Incubus – ‘8’ (Album Review)
Incubus are masters of the musical curveball. Ahead of every album they release, the unexpected is the only thing to be expected. Unpredictability and consistent reinvention have been Incubus constants from the day their major label debut SCIENCE dropped.
That day was close to two decades ago – and Incubus are still going strong on 8. To say they’ve been put through the mill in the meantime – especially around the time of their last full-length If Not Now When? – would be something of an understatement. So hearing Incubus re-energized to a greater degree than on 2015’s EP Trust Fall (Side A) is absolutely awesome.
Still, 8 takes some getting used to.
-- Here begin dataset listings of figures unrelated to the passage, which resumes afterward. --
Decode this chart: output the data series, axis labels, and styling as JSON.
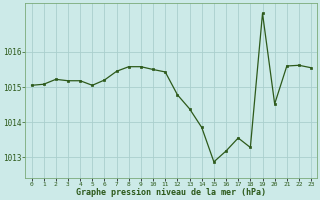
{
  "x": [
    0,
    1,
    2,
    3,
    4,
    5,
    6,
    7,
    8,
    9,
    10,
    11,
    12,
    13,
    14,
    15,
    16,
    17,
    18,
    19,
    20,
    21,
    22,
    23
  ],
  "y": [
    1015.05,
    1015.08,
    1015.22,
    1015.18,
    1015.18,
    1015.05,
    1015.2,
    1015.45,
    1015.58,
    1015.58,
    1015.5,
    1015.43,
    1014.78,
    1014.38,
    1013.85,
    1012.87,
    1013.18,
    1013.55,
    1013.28,
    1017.1,
    1014.52,
    1015.6,
    1015.62,
    1015.55
  ],
  "line_color": "#2d5a1b",
  "marker_color": "#2d5a1b",
  "bg_color": "#cceae8",
  "grid_color": "#aacfcd",
  "xlabel": "Graphe pression niveau de la mer (hPa)",
  "xlabel_color": "#2d5a1b",
  "tick_color": "#2d5a1b",
  "yticks": [
    1013,
    1014,
    1015,
    1016
  ],
  "ylim": [
    1012.4,
    1017.4
  ],
  "xlim": [
    -0.5,
    23.5
  ],
  "xtick_labels": [
    "0",
    "1",
    "2",
    "3",
    "4",
    "5",
    "6",
    "7",
    "8",
    "9",
    "10",
    "11",
    "12",
    "13",
    "14",
    "15",
    "16",
    "17",
    "18",
    "19",
    "20",
    "21",
    "22",
    "23"
  ],
  "border_color": "#7aaa7a"
}
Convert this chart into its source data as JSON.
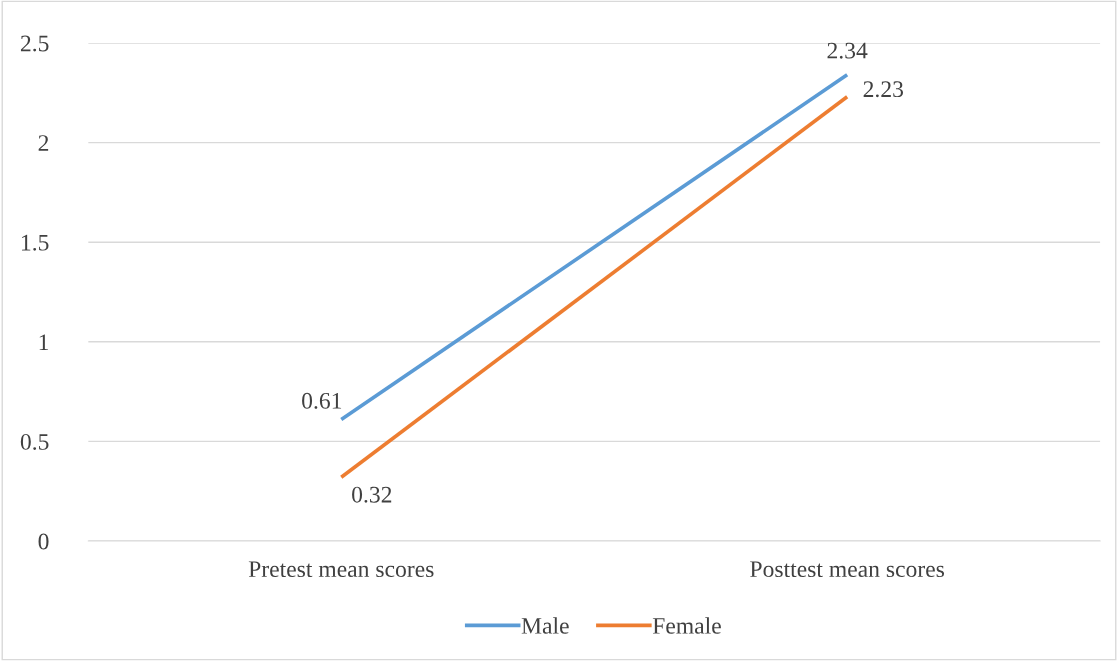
{
  "chart_data": {
    "type": "line",
    "categories": [
      "Pretest mean scores",
      "Posttest mean scores"
    ],
    "series": [
      {
        "name": "Male",
        "color": "#5b9bd5",
        "values": [
          0.61,
          2.34
        ]
      },
      {
        "name": "Female",
        "color": "#ed7d31",
        "values": [
          0.32,
          2.23
        ]
      }
    ],
    "ylim": [
      0,
      2.5
    ],
    "yticks": [
      0,
      0.5,
      1,
      1.5,
      2,
      2.5
    ],
    "grid": "y",
    "legend": "bottom",
    "data_labels": true,
    "marker": "none",
    "line_style": "solid"
  }
}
On first listen, its first five tracks – namely No Fun, Nimble Bastard, State Of The Art, Glitterbomb, and Undefeated – sounded like relatively unremarkable rock songs mainly made distinctive by Brandon Boyd’s unmistakable vocals and peerless lyricism. The only major exception was Glitterbomb, due to its chorus hook’s instantly gratifying Soundgarden vibes. But with each repeated play, a new layer revealed itself – a true Incubus calling card – and gradually, my mind was changed.
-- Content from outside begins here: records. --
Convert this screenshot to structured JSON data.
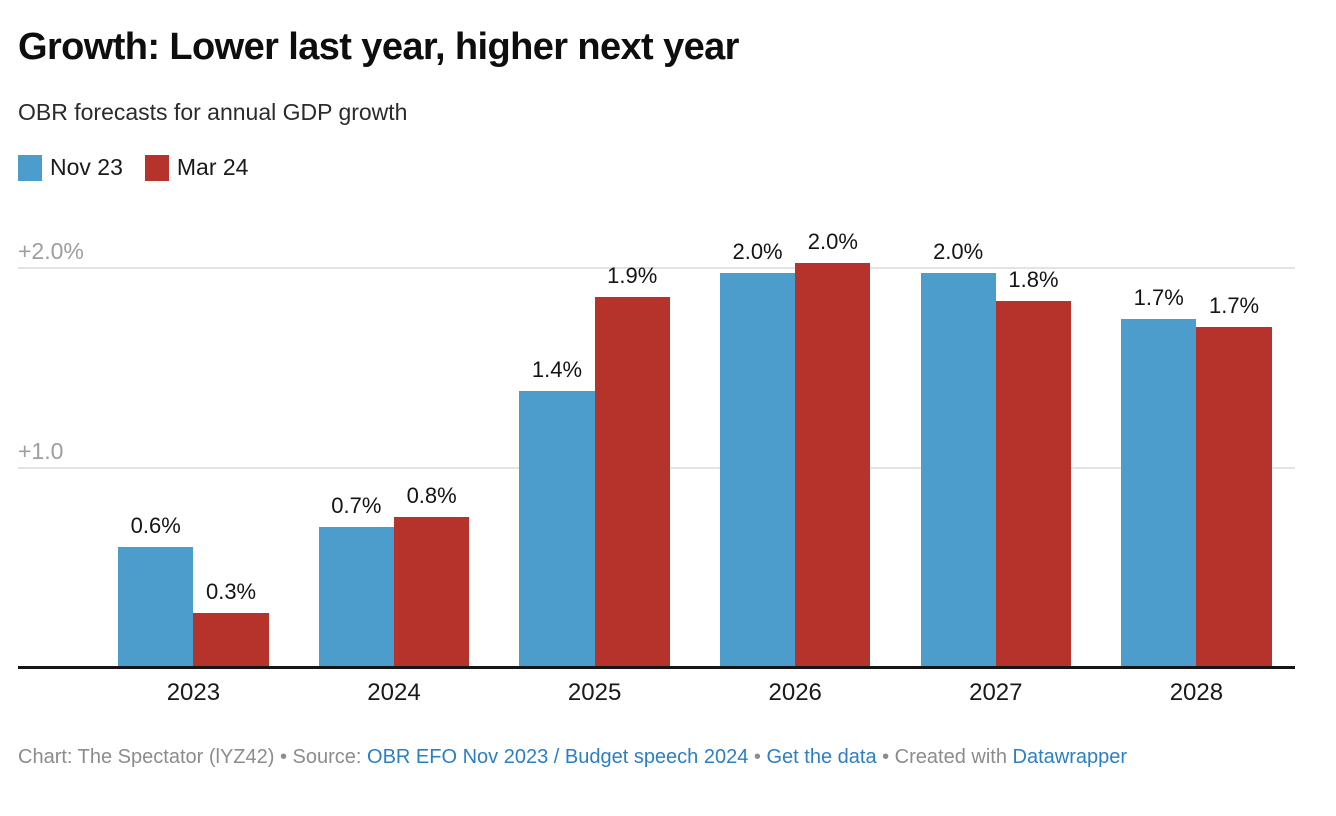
{
  "header": {
    "title": "Growth: Lower last year, higher next year",
    "subtitle": "OBR forecasts for annual GDP growth"
  },
  "chart_data": {
    "type": "bar",
    "grouped": true,
    "title": "Growth: Lower last year, higher next year",
    "subtitle": "OBR forecasts for annual GDP growth",
    "categories": [
      "2023",
      "2024",
      "2025",
      "2026",
      "2027",
      "2028"
    ],
    "series": [
      {
        "name": "Nov 23",
        "color": "#4C9DCC",
        "values": [
          0.6,
          0.7,
          1.4,
          2.0,
          2.0,
          1.7
        ],
        "data_labels": [
          "0.6%",
          "0.7%",
          "1.4%",
          "2.0%",
          "2.0%",
          "1.7%"
        ],
        "render_values": [
          0.6,
          0.7,
          1.38,
          1.97,
          1.97,
          1.74
        ]
      },
      {
        "name": "Mar 24",
        "color": "#B5332A",
        "values": [
          0.3,
          0.8,
          1.9,
          2.0,
          1.8,
          1.7
        ],
        "data_labels": [
          "0.3%",
          "0.8%",
          "1.9%",
          "2.0%",
          "1.8%",
          "1.7%"
        ],
        "render_values": [
          0.27,
          0.75,
          1.85,
          2.02,
          1.83,
          1.7
        ]
      }
    ],
    "ylabel": "",
    "xlabel": "",
    "ylim": [
      0,
      2.1
    ],
    "y_ticks": [
      {
        "label": "+1.0",
        "value": 1.0
      },
      {
        "label": "+2.0%",
        "value": 2.0
      }
    ],
    "grid": "horizontal",
    "legend_position": "top-left",
    "value_labels_shown": true
  },
  "colors": {
    "series_blue": "#4C9DCC",
    "series_red": "#B5332A",
    "gridline": "#e3e3e3",
    "axis_line": "#161616",
    "tick_text": "#9e9e9e",
    "link": "#2b7fc4",
    "footer_text": "#8c8c8c"
  },
  "footer": {
    "parts": [
      {
        "type": "text",
        "text": "Chart: The Spectator (lYZ42) • Source: "
      },
      {
        "type": "link",
        "name": "source-link",
        "text": "OBR EFO Nov 2023 / Budget speech 2024"
      },
      {
        "type": "text",
        "text": " • "
      },
      {
        "type": "link",
        "name": "get-the-data-link",
        "text": "Get the data"
      },
      {
        "type": "text",
        "text": " • Created with "
      },
      {
        "type": "link",
        "name": "datawrapper-link",
        "text": "Datawrapper"
      }
    ]
  }
}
Since A Crow Left Of The Murder first entered my ears back in 2004, every fresh Incubus album has been a grower for me – and four of the first five elevenths of 8 were no different. Loneliest, on the other hand, is without doubt one of the most impactful songs Incubus have ever penned – a cut on which Brandon Boyd’s vocal (consistently stretched to its limits by co-producer Dave Sardy) weighs heavy on a bottomless mix that bears the unmistakable tasteful touches of secret weapon Skrillex. The results are nothing short of gut-wrenching, an instantly immortal tune worth the price of entry on its own.
Incubus have rarely allowed themselves a throwaway novelty moment in the past – but When I Became A Man is such a rarity. Following Loneliest, it does highlight Incubus’s sense of humour – but ultimately 8 is better off without it, segueing instead into original Skrillex collaboration and synth-augmented Police-influenced pop-rocker Familiar Faces. From here on out, 8 is a solid gold winner.
With only three songs left to go, Incubus remain full of surprises. Returning to Soundgarden territory with the dirgy Love In A Time Of Surveillance – another stone cold highlight on an overall par with Loneliest in terms of ab-punching impact – before low-key instrumental interlude Make No Sound In The Digital Forest provides a much-needed breather, we’re all set up for one more full-tilt Rock Song. Throw Out The Map takes us into the home stretch – and anyone who still claims rock to be dead as a dodo needs to give it a listen alongside the rest of 8.
Rock is alive – but nonetheless it remains in need of fresh, original voices and boundary-free innovation. With 8, Incubus have done their bit once again. More bands need to take inspiration from records like this; 8 is crystal clear evidence that despite the sheer volume of hard-edged music that’s out there already, there are still new sounds left to discover.